Люди кивали, приподнимали брови, обменивались удивленными взглядами.
– Не из тех Оливеров, что живут в замке Оливер?
– Из тех самых, – уверял Томас, сияя. – Дед Элизы по материнской линии – сэр Чарльз Сильвер Оливер.
Викарий крепко сжал мне руку, мировой судья поклонился, доктор погладил усы.
– Вот как оно, – промурлыкал он.
– Сэр Оливер был шерифом Корка, – самодовольно сообщил мой супруг. – Так же, как до него – его отец.
Томас излагал подробно, если гость не был близко знаком с обществом того самого Корка. В таких случаях он испытывал приступы невероятной скромности, и разговор очень быстро переходил на другое. О том, что моя мать – незаконнорожденная, Томас не сообщал, а о сомнительных предках моего отца ни разу не обмолвился ни единым словом.
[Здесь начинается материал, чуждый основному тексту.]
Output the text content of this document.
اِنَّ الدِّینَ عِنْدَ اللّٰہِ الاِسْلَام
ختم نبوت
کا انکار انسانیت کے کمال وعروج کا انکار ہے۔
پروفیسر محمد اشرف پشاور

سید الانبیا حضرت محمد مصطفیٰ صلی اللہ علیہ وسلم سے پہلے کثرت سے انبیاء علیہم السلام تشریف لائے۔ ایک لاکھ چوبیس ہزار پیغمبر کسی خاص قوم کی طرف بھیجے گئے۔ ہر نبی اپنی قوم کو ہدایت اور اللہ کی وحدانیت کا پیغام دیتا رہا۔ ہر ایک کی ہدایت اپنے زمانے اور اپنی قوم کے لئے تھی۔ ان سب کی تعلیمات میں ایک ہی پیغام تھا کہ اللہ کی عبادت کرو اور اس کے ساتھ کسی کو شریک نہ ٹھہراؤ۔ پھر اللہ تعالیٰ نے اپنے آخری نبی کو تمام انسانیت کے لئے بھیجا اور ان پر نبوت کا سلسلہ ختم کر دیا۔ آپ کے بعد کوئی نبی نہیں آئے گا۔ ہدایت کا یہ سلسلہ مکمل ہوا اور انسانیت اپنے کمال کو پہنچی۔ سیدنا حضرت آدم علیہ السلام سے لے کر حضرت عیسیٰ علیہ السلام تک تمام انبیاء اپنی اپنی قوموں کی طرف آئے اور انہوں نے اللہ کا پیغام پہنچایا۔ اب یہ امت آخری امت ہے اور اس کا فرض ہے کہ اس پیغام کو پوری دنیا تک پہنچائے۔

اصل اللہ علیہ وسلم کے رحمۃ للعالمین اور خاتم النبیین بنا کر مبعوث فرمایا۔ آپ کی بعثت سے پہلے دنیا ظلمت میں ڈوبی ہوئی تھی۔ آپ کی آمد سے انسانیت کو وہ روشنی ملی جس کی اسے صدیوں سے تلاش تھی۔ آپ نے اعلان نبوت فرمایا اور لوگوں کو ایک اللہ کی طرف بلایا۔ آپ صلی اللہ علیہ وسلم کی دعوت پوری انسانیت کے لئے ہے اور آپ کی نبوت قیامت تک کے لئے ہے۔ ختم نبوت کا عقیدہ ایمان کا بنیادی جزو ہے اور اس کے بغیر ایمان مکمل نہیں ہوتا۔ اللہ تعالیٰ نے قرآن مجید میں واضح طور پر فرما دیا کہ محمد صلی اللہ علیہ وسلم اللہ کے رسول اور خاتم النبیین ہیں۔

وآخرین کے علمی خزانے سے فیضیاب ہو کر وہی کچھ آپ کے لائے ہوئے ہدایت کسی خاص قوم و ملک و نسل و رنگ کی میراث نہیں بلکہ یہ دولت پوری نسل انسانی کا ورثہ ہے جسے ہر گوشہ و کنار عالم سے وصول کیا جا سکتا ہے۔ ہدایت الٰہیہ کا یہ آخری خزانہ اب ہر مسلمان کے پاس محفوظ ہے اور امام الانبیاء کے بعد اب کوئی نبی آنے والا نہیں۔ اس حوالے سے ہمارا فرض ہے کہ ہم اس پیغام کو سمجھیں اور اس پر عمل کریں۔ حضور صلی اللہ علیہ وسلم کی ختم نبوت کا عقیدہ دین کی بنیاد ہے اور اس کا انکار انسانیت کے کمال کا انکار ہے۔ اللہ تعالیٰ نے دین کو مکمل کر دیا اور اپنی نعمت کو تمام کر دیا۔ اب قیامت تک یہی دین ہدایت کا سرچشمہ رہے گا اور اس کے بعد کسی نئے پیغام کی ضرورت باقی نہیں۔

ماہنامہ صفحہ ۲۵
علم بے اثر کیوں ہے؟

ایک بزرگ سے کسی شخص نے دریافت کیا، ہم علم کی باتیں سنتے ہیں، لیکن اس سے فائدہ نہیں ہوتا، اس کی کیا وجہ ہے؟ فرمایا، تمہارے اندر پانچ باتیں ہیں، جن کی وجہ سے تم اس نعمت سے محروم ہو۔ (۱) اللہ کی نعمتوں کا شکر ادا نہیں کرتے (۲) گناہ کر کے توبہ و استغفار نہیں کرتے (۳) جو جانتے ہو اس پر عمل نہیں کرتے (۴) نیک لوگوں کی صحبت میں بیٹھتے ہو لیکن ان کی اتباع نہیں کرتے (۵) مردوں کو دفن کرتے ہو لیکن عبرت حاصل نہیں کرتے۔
Жизнь в Бэлликристалле неторопливо проходила в охоте и бесконечных чаепитиях. Женщины в семействе Джеймс были вялые, бледные и скучные, а мужчины готовы стрелять во все, что попадется на глаза. Совершенно не похожи на меня, как будто в наших жилах не текла одна и та же ирландская кровь. Когда мне случалось выезжать на лошади в одиночку, я часто встречала местных крестьян и с некоторым смущением видела, что как раз у них такие же черные волосы и синие глаза, как у меня.
Однажды я чуть не задавила молодую пару, которая шла по проселку навстречу. Мне пришлось натянуть удила и остановить лошадь, потому что они и не подумали отступить в сторону. Оба они были босые, какие-то совершенно дикие. У женщины на голове был платок, мужчина тащил корзину с дерном. У обоих были одинаково густые, блестящие волосы и яркие живые глаза. Они просто стояли и смотрели на меня, и пришлось сказать, чтобы они посторонились и дали проехать. Худые, одетые скверно, чуть ли не в нищенские лохмотья, они при этом казались непомерно гордыми. Пришпорив лошадь, я ускакала, но в душе еще долго жило непонятное беспокойство.
Для окружающих мы с Томасом ничем не отличались от любых других молодоженов. Если я порой впадала в уныние или Томас вел себя чересчур властно, никто ни о чем не спрашивал, не высказывал свое мнение. Между нами стояло воспоминание о той ночи, когда он мной овладел; я ни на минуту не забывала, что мне ничего не остается, кроме как подчиняться – и на людях, и наедине. Пока я была уступчива и послушна, Томас улыбался и был само очарование.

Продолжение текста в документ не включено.